- Ancelotti sinalizou que pode mudar o time após a goleada de 6 a 2 sobre o Panamá, em preparativo para a Copa.
- Os dois principais problemas foram no ataque, que acelerou demais e não teve alguém que ditasse o ritmo, e na defesa, com cobertura insuficiente e linha recuada.
- No primeiro tempo, o Brasil buscou contra-ataques e lançamentos sem controle; Paquetá teve atuação destacada na segunda etapa.
- A defesa mostrou falhas de cobertura do meio e de posicionamento, abrindo espaços para o Panamá chegar com facilidade.
- As mudanças mais cotadas são Paquetá (vaga de Matheus Cunha) e Igor Thiago entre os possíveis presentes, com Martinelli na ponta esquerda e Danilo Santos mantendo o meio ao lado de Paquetá.
O atacante italiano Carlo Ancelotti analisa o desempenho da seleção após a goleada por 6 a 2 sobre o Panamá, em amistoso no Maracanã, antes da Copa do Mundo. O técnico já avalia mudanças no time titular, com Paquetá e Igor Thiago entre os prováveis convocados para o próximo desafio. O clima foi festivo, com show de Ivete Sangalo, mas o resultado foi pautado por falhas.
Na leitura de Ancelotti, o rendimento da equipe no primeiro tempo foi abaixo do esperado, mesmo com gols vistos na segunda etapa. O treinador sinaliza que o time precisa de ajustes na construção de jogadas e na cadência de jogo, especialmente para evitar repetições de falhas encontradas na fase inicial.
Desempenho ofensivo em foco
O principal problema identificado foi a forma de atacar. O Brasil acelerou as jogadas, apostando em lançamentos e contra-ataques sem pensar o ritmo de jogo de forma consistente. Paquetá apareceu como referência na segunda metade, mas haja lacunas na ligação entre meio e ataque.

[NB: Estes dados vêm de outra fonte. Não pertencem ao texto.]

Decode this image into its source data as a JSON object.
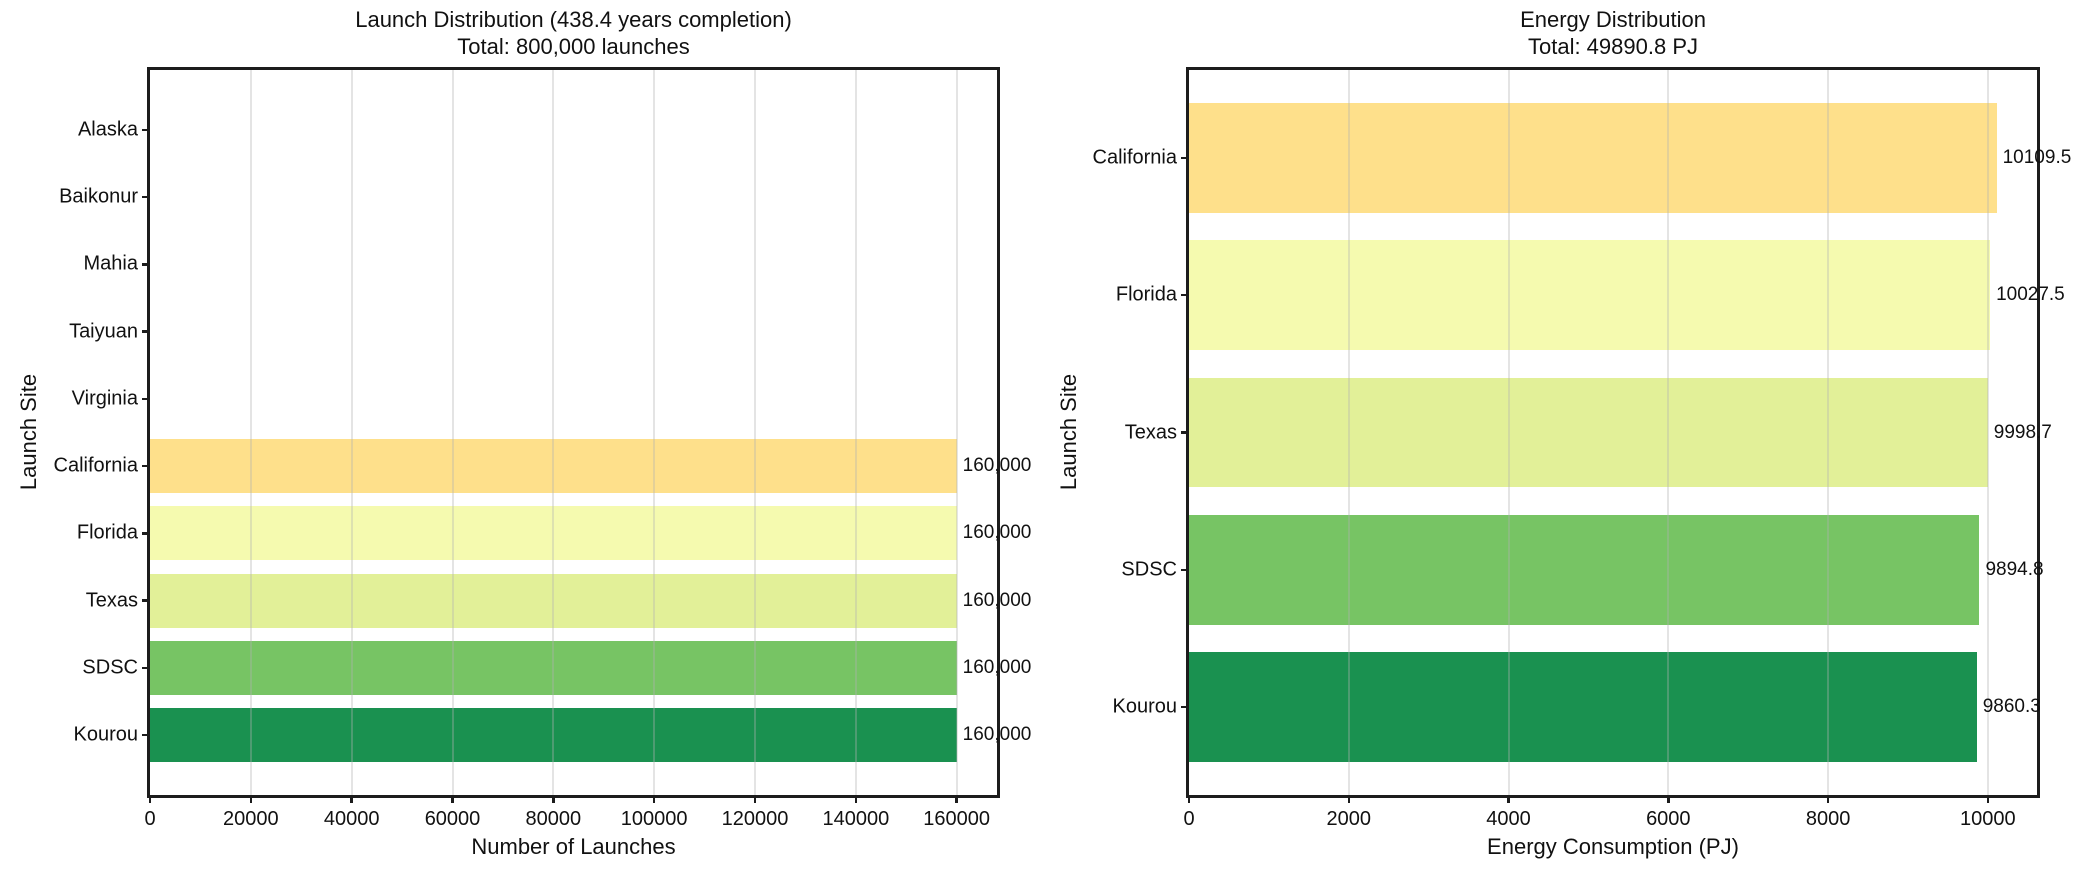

Segundo a análise, o encaixe entre Matheus Cunha, Casemiro e Vini ficou desequilibrado, dificultando quem deveria conduzir a bola. A equipe carece de um jogador capaz de pensar o jogo na transição entre defesa e ataque para orientar o tempo das ações.
Desempenho defensivo em foco
Outro problema relevante está na defesa. A pressão aplicada após perdas de bola mostrou fragilidades na cobertura, com espaço para a reação doPanamá em contra-ataques. A linha de defesa pareceu recuada quando o meio não pressionou, abrindo brechas para lances de ataque adversário.
A análise aponta ainda que a cobertura do meio foi insuficiente, faltando apoio de Bruno Guimarães e maior velocidade coletiva. A formação com Danilo Santos e Paquetá no meio solicitou ajustes para melhorar a solidez defensiva.
Projeções e ajustes
A tendência é que Paquetá seja titular na vaga de Matheus Cunha, com Martinelli na ponta esquerda, diante do Egito. A ideia é reforçar a construção de jogadas e criar uma dupla de ataque mais eficiente com Vini, mantendo o perfil de jogo que o treinador busca imprimir.
O que resta é corrigir posicionamento e treinos para reduzir os espaços entre defesa e meio. O relatório interno aponta necessidade de ajustes táticos para evitar repetições de falhas e manter o padrão competitivo visto em outros jogos.